File "/XXX/__main__.py", line 62, in main
cat_features = dict([(i - 2, len(feature_extraction.get_mapping(records, i)) + 1) for i in range(2,10)])
File "/workspace/pythonApp/BikeSharing/jarvis/usecase/bikesharing/feature/feature_extraction.py", line 13, in get_mapping
return rdd.map(lambda fields: fields[idx]).distinct().zipWithIndex().collectAsMap()
File "/opt/cloudera/parcels/CDH-5.8.2-1.cdh5.8.2.p0.3/lib/spark/python/lib/pyspark.zip/pyspark/rdd.py", line 2080, in zipWithIndex
File "/opt/cloudera/parcels/CDH-5.8.2-1.cdh5.8.2.p0.3/lib/spark/python/lib/pyspark.zip/pyspark/rdd.py", line 771, in collect
File "/opt/cloudera/parcels/CDH-5.8.2-1.cdh5.8.2.p0.3/lib/spark/python/lib/py4j-0.9-src.zip/py4j/java_gateway.py", line 813, in __call__
File "/opt/cloudera/parcels/CDH-5.8.2-1.cdh5.8.2.p0.3/lib/spark/python/lib/py4j-0.9-src.zip/py4j/protocol.py", line 308, in get_return_value
py4j.protocol.Py4JJavaError: An error occurred while calling z:org.apache.spark.api.python.PythonRDD.collectAndServe.
: org.apache.spark.SparkException: Job aborted due to stage failure: Task 1 in stage 0.0 failed 1 times, most recent failure: Lost task 1.0 in stage 0.0 (TID 1, localhost): java.io.IOException: Cannot run program "/opt/cloudera/parcels/CDH-5.8.2-1.cdh5.8.2.p0.3/lib/spark/python/lib/py4j-0.10.1-src.zip:/opt/cloudera/parcels/CDH-5.8.2-1.cdh5.8.2.p0.3/lib/spark/python/:/opt/cloudera/parcels/CDH-5.8.2-1.cdh5.8.2.p0.3/lib/spark/bin:/usr/local/sbin:/usr/local/bin:/usr/sbin:/usr/bin:/root/bin:/var/lib/hadoop-hdfs/.local/bin:/var/lib/hadoop-hdfs/bin:/workspace/pythonApp/BikeSharing:/opt/cloudera/parcels/Anaconda/bin/python": error=2, No such file or directory
at java.lang.ProcessBuilder.start(ProcessBuilder.java:1047)

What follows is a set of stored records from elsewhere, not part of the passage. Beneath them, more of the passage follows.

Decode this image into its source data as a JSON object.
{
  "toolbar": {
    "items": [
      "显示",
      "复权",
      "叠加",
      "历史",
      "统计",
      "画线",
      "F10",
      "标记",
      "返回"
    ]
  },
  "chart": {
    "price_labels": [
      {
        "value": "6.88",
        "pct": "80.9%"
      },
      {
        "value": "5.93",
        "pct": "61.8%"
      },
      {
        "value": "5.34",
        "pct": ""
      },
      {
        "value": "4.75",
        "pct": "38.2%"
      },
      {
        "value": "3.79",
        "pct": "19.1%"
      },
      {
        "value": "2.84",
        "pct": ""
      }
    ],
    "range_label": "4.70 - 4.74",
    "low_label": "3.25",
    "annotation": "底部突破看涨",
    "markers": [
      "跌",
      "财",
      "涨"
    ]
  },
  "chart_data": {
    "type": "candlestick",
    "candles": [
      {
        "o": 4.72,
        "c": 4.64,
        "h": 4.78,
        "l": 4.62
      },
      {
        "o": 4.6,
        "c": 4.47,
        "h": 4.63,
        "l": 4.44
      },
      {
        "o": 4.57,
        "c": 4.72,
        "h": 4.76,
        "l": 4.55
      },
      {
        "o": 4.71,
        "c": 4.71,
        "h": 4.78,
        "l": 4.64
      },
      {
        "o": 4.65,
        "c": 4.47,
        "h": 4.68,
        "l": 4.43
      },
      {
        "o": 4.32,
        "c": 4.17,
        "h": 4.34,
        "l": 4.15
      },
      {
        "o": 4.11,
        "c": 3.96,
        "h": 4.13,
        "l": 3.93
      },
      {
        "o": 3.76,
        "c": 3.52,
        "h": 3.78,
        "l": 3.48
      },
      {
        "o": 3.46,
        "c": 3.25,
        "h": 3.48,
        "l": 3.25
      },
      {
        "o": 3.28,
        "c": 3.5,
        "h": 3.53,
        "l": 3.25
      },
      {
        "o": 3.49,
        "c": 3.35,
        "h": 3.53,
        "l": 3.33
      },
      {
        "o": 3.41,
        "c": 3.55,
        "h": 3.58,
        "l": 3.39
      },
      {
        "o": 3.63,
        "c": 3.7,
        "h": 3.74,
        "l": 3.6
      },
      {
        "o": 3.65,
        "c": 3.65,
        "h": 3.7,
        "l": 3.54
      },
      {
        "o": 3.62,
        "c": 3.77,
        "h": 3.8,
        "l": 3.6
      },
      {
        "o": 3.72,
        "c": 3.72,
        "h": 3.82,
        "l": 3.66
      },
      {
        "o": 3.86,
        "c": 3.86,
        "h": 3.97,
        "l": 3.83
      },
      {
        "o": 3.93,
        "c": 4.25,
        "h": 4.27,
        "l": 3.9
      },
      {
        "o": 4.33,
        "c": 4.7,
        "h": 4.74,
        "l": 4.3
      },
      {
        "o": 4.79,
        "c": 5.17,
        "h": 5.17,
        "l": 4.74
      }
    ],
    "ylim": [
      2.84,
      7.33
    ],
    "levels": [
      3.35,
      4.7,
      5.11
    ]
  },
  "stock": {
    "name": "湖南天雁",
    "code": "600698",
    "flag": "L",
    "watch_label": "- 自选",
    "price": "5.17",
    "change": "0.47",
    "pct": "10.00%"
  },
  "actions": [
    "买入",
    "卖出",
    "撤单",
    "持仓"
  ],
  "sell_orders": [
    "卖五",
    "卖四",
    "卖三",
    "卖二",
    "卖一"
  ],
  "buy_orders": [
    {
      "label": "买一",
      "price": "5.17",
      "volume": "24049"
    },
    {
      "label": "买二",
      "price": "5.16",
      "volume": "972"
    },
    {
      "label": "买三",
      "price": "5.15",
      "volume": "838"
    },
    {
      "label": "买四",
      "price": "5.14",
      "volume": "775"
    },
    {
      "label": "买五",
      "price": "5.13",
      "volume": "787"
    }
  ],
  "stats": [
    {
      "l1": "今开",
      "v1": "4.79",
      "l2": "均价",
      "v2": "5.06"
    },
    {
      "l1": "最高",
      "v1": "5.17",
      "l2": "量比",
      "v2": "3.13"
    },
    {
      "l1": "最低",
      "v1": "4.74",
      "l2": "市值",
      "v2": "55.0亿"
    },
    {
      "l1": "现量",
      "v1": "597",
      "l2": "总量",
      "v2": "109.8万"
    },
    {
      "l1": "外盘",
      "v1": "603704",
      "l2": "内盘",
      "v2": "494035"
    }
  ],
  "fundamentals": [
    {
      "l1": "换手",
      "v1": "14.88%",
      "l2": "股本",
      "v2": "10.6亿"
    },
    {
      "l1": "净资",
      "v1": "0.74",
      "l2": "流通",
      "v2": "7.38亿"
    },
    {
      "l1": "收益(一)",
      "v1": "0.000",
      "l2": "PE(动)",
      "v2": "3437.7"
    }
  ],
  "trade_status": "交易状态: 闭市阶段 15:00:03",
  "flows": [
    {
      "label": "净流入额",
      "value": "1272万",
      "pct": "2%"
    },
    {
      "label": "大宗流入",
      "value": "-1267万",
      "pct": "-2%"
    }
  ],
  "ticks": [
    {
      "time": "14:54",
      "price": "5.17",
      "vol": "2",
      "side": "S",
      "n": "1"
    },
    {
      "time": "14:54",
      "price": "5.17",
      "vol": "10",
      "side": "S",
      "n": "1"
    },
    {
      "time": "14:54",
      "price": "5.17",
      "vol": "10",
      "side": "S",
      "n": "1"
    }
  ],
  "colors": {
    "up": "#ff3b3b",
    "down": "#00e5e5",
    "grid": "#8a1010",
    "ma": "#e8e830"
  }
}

at org.apache.spark.api.python.PythonWorkerFactory.startDaemon(PythonWorkerFactory.scala:161)
at org.apache.spark.api.python.PythonWorkerFactory.createThroughDaemon(PythonWorkerFactory.scala:87)
at org.apache.spark.api.python.PythonWorkerFactory.create(PythonWorkerFactory.scala:63)
at org.apache.spark.SparkEnv.createPythonWorker(SparkEnv.scala:134)
at org.apache.spark.api.python.PythonRunner.compute(PythonRDD.scala:101)
at org.apache.spark.api.python.PythonRDD.compute(PythonRDD.scala:70)
at org.apache.spark.rdd.RDD.computeOrReadCheckpoint(RDD.scala:306)
at org.apache.spark.rdd.RDD.iterator(RDD.scala:270)
at org.apache.spark.api.python.PairwiseRDD.compute(PythonRDD.scala:342)
at org.apache.spark.rdd.RDD.computeOrReadCheckpoint(RDD.scala:306)
at org.apache.spark.rdd.RDD.iterator(RDD.scala:270)
at org.apache.spark.scheduler.ShuffleMapTask.runTask(ShuffleMapTask.scala:73)
at org.apache.spark.scheduler.ShuffleMapTask.runTask(ShuffleMapTask.scala:41)
at org.apache.spark.scheduler.Task.run(Task.scala:89)
at org.apache.spark.executor.Executor$TaskRunner.run(Executor.scala:214)
at java.util.concurrent.ThreadPoolExecutor.runWorker(ThreadPoolExecutor.java:1145)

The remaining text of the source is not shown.